ABSTRACT

On the morning of the Capitol riots, former-US President Donald Trump deployed another crucial spatial strategy, a collective oratorical rally in Washington DC’s Mall. This chapter looks to another city rarely associated with populist ultra-nationalism – London – to see how the political rally was reshaped in the 1930s as a spatial expression of Fascist ideology in emulation of the Nüremberg pageants in Nazi Germany.

It focusses on two rallies by the British Union of Fascists in exhibition centres in west London: on June 7, 1934 at Olympia, and on July 16, 1939 in Earl’s Court. In showing how the British Union’s tactics under Oswald Mosley changed architecturally, links are made to Fascist Italy and Germany, and to innovations in US corporate capitalism. Mosley’s aestheticisation of politics turned it into mass spectacle, relying heavily on the manipulation of architectural space.

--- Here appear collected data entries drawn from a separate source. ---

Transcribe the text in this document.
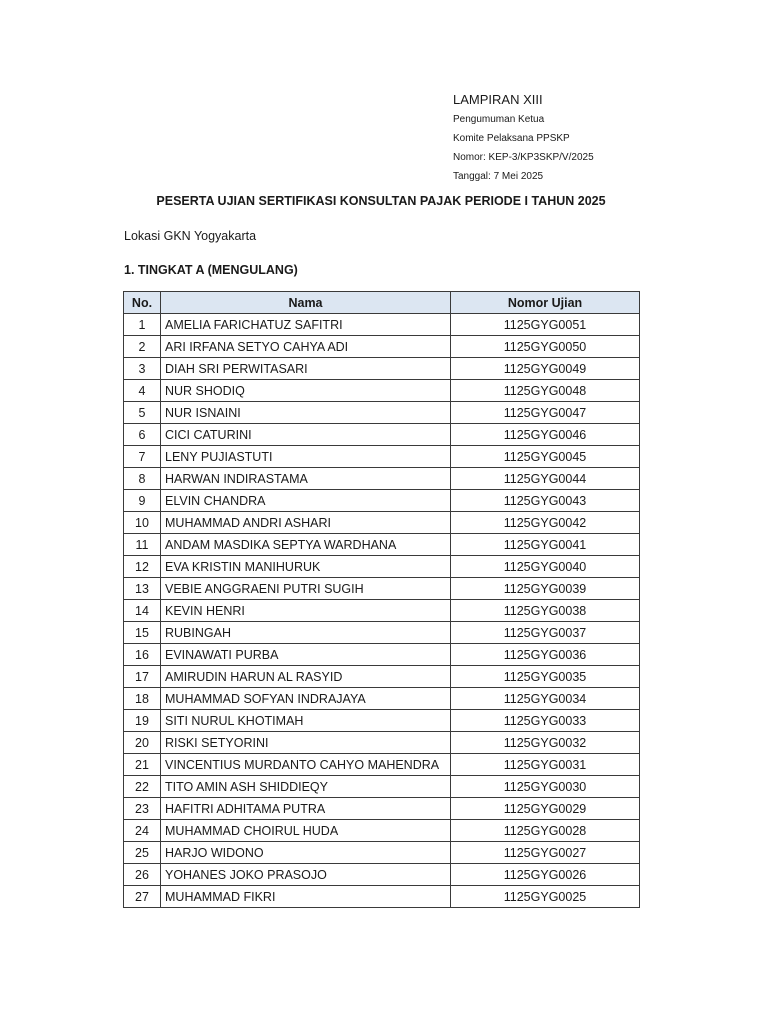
LAMPIRAN XIII
Pengumuman Ketua
Komite Pelaksana PPSKP
Nomor: KEP-3/KP3SKP/V/2025
Tanggal: 7 Mei 2025
PESERTA UJIAN SERTIFIKASI KONSULTAN PAJAK PERIODE I TAHUN 2025
Lokasi GKN Yogyakarta
1. TINGKAT A (MENGULANG)
No.	Nama	Nomor Ujian
1	AMELIA FARICHATUZ SAFITRI	1125GYG0051
2	ARI IRFANA SETYO CAHYA ADI	1125GYG0050
3	DIAH SRI PERWITASARI	1125GYG0049
4	NUR SHODIQ	1125GYG0048
5	NUR ISNAINI	1125GYG0047
6	CICI CATURINI	1125GYG0046
7	LENY PUJIASTUTI	1125GYG0045
8	HARWAN INDIRASTAMA	1125GYG0044
9	ELVIN CHANDRA	1125GYG0043
10	MUHAMMAD ANDRI ASHARI	1125GYG0042
11	ANDAM MASDIKA SEPTYA WARDHANA	1125GYG0041
12	EVA KRISTIN MANIHURUK	1125GYG0040
13	VEBIE ANGGRAENI PUTRI SUGIH	1125GYG0039
14	KEVIN HENRI	1125GYG0038
15	RUBINGAH	1125GYG0037
16	EVINAWATI PURBA	1125GYG0036
17	AMIRUDIN HARUN AL RASYID	1125GYG0035
18	MUHAMMAD SOFYAN INDRAJAYA	1125GYG0034
19	SITI NURUL KHOTIMAH	1125GYG0033
20	RISKI SETYORINI	1125GYG0032
21	VINCENTIUS MURDANTO CAHYO MAHENDRA	1125GYG0031
22	TITO AMIN ASH SHIDDIEQY	1125GYG0030
23	HAFITRI ADHITAMA PUTRA	1125GYG0029
24	MUHAMMAD CHOIRUL HUDA	1125GYG0028
25	HARJO WIDONO	1125GYG0027
26	YOHANES JOKO PRASOJO	1125GYG0026
27	MUHAMMAD FIKRI	1125GYG0025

Other 1930s factors are woven in – including concerns about Britain’s declining empire, the ideological views that led a few architects to join Mosleyite Fascism, and the destabilisation by US technologies of British architectural beliefs. The chapter’s final section compares right-wing populism in Britain today to note that ultra-nationalists are now reliant upon US-based transnational media companies to spread Neo-Fascist ideology.